Streaming a message to a UI is functional — remove the listener, the user sees nothing. Recording a span is observability — remove the listener, the agent behaves identically. The test is mechanical, not aesthetic.

| Bus | Events | Use it for |
| --- | --- | --- |
| Functional | `message`, `thought`, `toolCall` | Streaming content to the UI, threading model output into downstream behavior, anything that has to happen for the agent to function. |
| Observability | `turnStart`, `turnEnd`, `dispatchStart`, `dispatchEnd`, `iterationStart`, `iterationEnd`, `turnGateOpen`, `turnGateClosed`, `toolExecutionStart`, `toolExecutionEnd`, `log`, `error` | Spans, metrics, audit logs, debug UIs, telemetry sinks. |

The split is structural, not stylistic.

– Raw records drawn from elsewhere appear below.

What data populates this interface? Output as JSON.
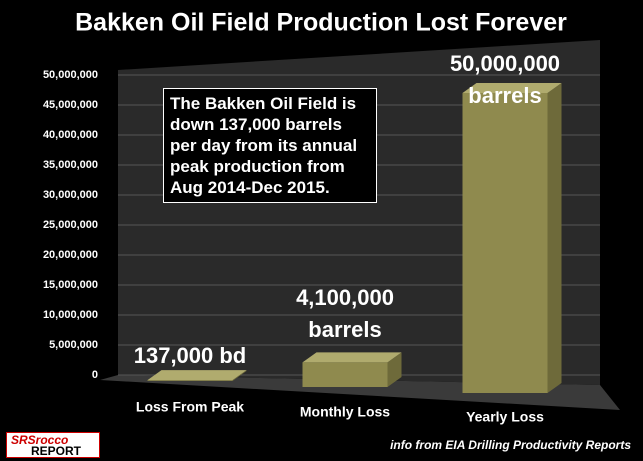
{
  "chart_data": {
    "type": "bar3d",
    "title": "Bakken Oil Field Production Lost Forever",
    "categories": [
      "Loss From Peak",
      "Monthly Loss",
      "Yearly Loss"
    ],
    "values": [
      137000,
      4100000,
      50000000
    ],
    "value_labels": [
      "137,000 bd",
      "4,100,000 barrels",
      "50,000,000 barrels"
    ],
    "color": "#8f8a4e",
    "ylim": [
      0,
      50000000
    ],
    "yticks": [
      {
        "value": 0,
        "label": "0"
      },
      {
        "value": 5000000,
        "label": "5,000,000"
      },
      {
        "value": 10000000,
        "label": "10,000,000"
      },
      {
        "value": 15000000,
        "label": "15,000,000"
      },
      {
        "value": 20000000,
        "label": "20,000,000"
      },
      {
        "value": 25000000,
        "label": "25,000,000"
      },
      {
        "value": 30000000,
        "label": "30,000,000"
      },
      {
        "value": 35000000,
        "label": "35,000,000"
      },
      {
        "value": 40000000,
        "label": "40,000,000"
      },
      {
        "value": 45000000,
        "label": "45,000,000"
      },
      {
        "value": 50000000,
        "label": "50,000,000"
      }
    ],
    "grid": true,
    "annotation": "The Bakken Oil Field is down 137,000 barrels per day from its annual peak production from Aug 2014-Dec 2015.",
    "source": "info from EIA Drilling Productivity Reports",
    "logo": {
      "mark": "SRSrocco",
      "sub": "REPORT"
    }
  }
}
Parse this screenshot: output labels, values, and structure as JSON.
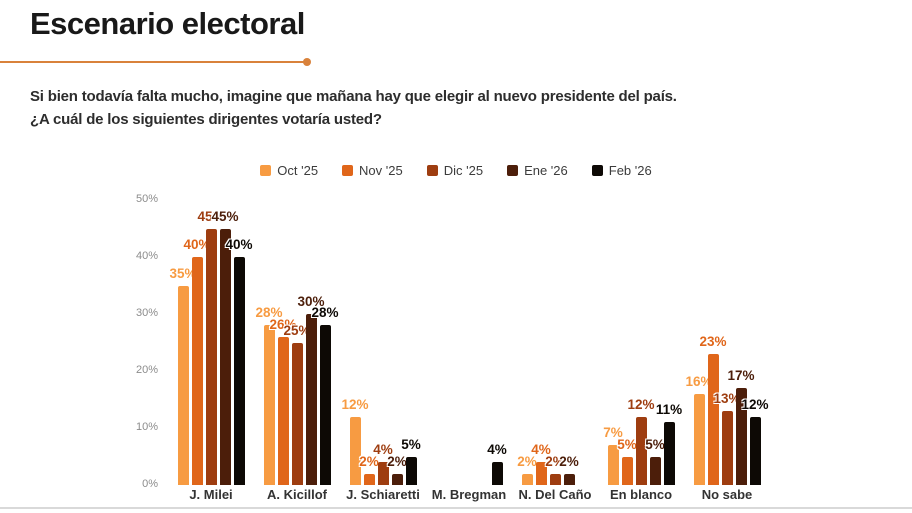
{
  "slide": {
    "title": "Escenario electoral",
    "question_line1": "Si bien todavía falta mucho, imagine que mañana hay que elegir al nuevo presidente del país.",
    "question_line2": "¿A cuál de los siguientes dirigentes votaría usted?"
  },
  "chart_data": {
    "type": "bar",
    "title": "Escenario electoral",
    "categories": [
      "J. Milei",
      "A. Kicillof",
      "J. Schiaretti",
      "M. Bregman",
      "N. Del Caño",
      "En blanco",
      "No sabe"
    ],
    "series": [
      {
        "name": "Oct '25",
        "color": "#F79B42",
        "values": [
          35,
          28,
          12,
          null,
          2,
          7,
          16
        ]
      },
      {
        "name": "Nov '25",
        "color": "#E0661A",
        "values": [
          40,
          26,
          2,
          null,
          4,
          5,
          23
        ]
      },
      {
        "name": "Dic '25",
        "color": "#9E3D10",
        "values": [
          45,
          25,
          4,
          null,
          2,
          12,
          13
        ]
      },
      {
        "name": "Ene '26",
        "color": "#4C1E0A",
        "values": [
          45,
          30,
          2,
          null,
          2,
          5,
          17
        ]
      },
      {
        "name": "Feb '26",
        "color": "#0D0905",
        "values": [
          40,
          28,
          5,
          4,
          null,
          11,
          12
        ]
      }
    ],
    "value_suffix": "%",
    "y_ticks": [
      "0%",
      "10%",
      "20%",
      "30%",
      "40%",
      "50%"
    ],
    "ylim": [
      0,
      50
    ],
    "grid": false,
    "legend_position": "top-center"
  },
  "theme": {
    "accent": "#D9823B",
    "title_color": "#191919",
    "axis_label_color": "#8C8C8C",
    "category_label_color": "#333333",
    "divider_color": "#D9D9D9"
  }
}
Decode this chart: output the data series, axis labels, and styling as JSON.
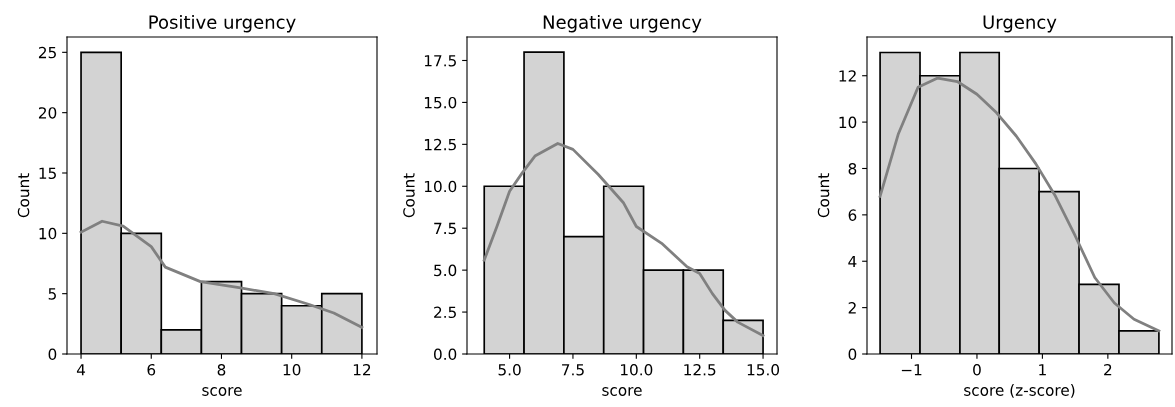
{
  "chart_data": [
    {
      "type": "histogram",
      "title": "Positive urgency",
      "xlabel": "score",
      "ylabel": "Count",
      "xlim": [
        3.6,
        12.43
      ],
      "ylim": [
        0,
        26.27
      ],
      "xticks": [
        4,
        6,
        8,
        10,
        12
      ],
      "yticks": [
        0,
        5,
        10,
        15,
        20,
        25
      ],
      "grid": false,
      "series": [
        {
          "color": "#d3d3d3",
          "bins": [
            4,
            5.143,
            6.286,
            7.429,
            8.571,
            9.714,
            10.857,
            12
          ],
          "values": [
            25,
            10,
            2,
            6,
            5,
            4,
            5
          ]
        },
        {
          "type": "line",
          "color": "#808080",
          "x": [
            4,
            4.6,
            5.2,
            6,
            6.4,
            7.4,
            8.5,
            9.5,
            10.5,
            11.2,
            12
          ],
          "values": [
            10.1,
            11.0,
            10.6,
            8.9,
            7.2,
            6.0,
            5.5,
            5.0,
            4.1,
            3.4,
            2.2
          ]
        }
      ]
    },
    {
      "type": "histogram",
      "title": "Negative urgency",
      "xlabel": "score",
      "ylabel": "Count",
      "xlim": [
        3.32,
        15.55
      ],
      "ylim": [
        0,
        18.9
      ],
      "xticks": [
        {
          "value": 5,
          "label": "5.0"
        },
        {
          "value": 7.5,
          "label": "7.5"
        },
        {
          "value": 10,
          "label": "10.0"
        },
        {
          "value": 12.5,
          "label": "12.5"
        },
        {
          "value": 15,
          "label": "15.0"
        }
      ],
      "yticks": [
        {
          "value": 0,
          "label": "0.0"
        },
        {
          "value": 2.5,
          "label": "2.5"
        },
        {
          "value": 5,
          "label": "5.0"
        },
        {
          "value": 7.5,
          "label": "7.5"
        },
        {
          "value": 10,
          "label": "10.0"
        },
        {
          "value": 12.5,
          "label": "12.5"
        },
        {
          "value": 15,
          "label": "15.0"
        },
        {
          "value": 17.5,
          "label": "17.5"
        }
      ],
      "grid": false,
      "series": [
        {
          "color": "#d3d3d3",
          "bins": [
            4,
            5.571,
            7.143,
            8.714,
            10.286,
            11.857,
            13.429,
            15
          ],
          "values": [
            10,
            18,
            7,
            10,
            5,
            5,
            2
          ]
        },
        {
          "type": "line",
          "color": "#808080",
          "x": [
            4,
            4.5,
            5,
            5.5,
            6,
            6.9,
            7.5,
            8.5,
            9.5,
            10,
            11,
            12,
            12.5,
            13,
            13.5,
            14,
            15
          ],
          "values": [
            5.6,
            7.6,
            9.7,
            10.8,
            11.8,
            12.55,
            12.2,
            10.7,
            9.0,
            7.6,
            6.6,
            5.2,
            4.8,
            3.6,
            2.6,
            1.9,
            1.1
          ]
        }
      ]
    },
    {
      "type": "histogram",
      "title": "Urgency",
      "xlabel": "score (z-score)",
      "ylabel": "Count",
      "xlim": [
        -1.68,
        2.98
      ],
      "ylim": [
        0,
        13.67
      ],
      "xticks": [
        {
          "value": -1,
          "label": "−1"
        },
        0,
        1,
        2
      ],
      "yticks": [
        0,
        2,
        4,
        6,
        8,
        10,
        12
      ],
      "grid": false,
      "series": [
        {
          "color": "#d3d3d3",
          "bins": [
            -1.48,
            -0.87,
            -0.26,
            0.34,
            0.95,
            1.56,
            2.17,
            2.78
          ],
          "values": [
            13,
            12,
            13,
            8,
            7,
            3,
            1
          ]
        },
        {
          "type": "line",
          "color": "#808080",
          "x": [
            -1.48,
            -1.2,
            -0.9,
            -0.6,
            -0.3,
            0,
            0.3,
            0.6,
            0.9,
            1.2,
            1.5,
            1.8,
            2.1,
            2.4,
            2.78
          ],
          "values": [
            6.8,
            9.5,
            11.5,
            11.9,
            11.75,
            11.2,
            10.4,
            9.4,
            8.2,
            6.8,
            5.1,
            3.3,
            2.2,
            1.5,
            1.0
          ]
        }
      ]
    }
  ]
}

The two buses run on separate emitters so the surface itself enforces the rule: a functional listener and an observability listener cannot end up on the same event, and code reaching for `observe()` is code that has declared "removing this changes nothing." Telemetry can be wired without auditing whether the listener accidentally became load-bearing. If your `observe('error', …)` decides whether the user sees a refusal, you put it on the wrong bus.

See [Events](../events) for payload shapes and the `aDelta` / `full` / `isComplete` semantics on the streaming events.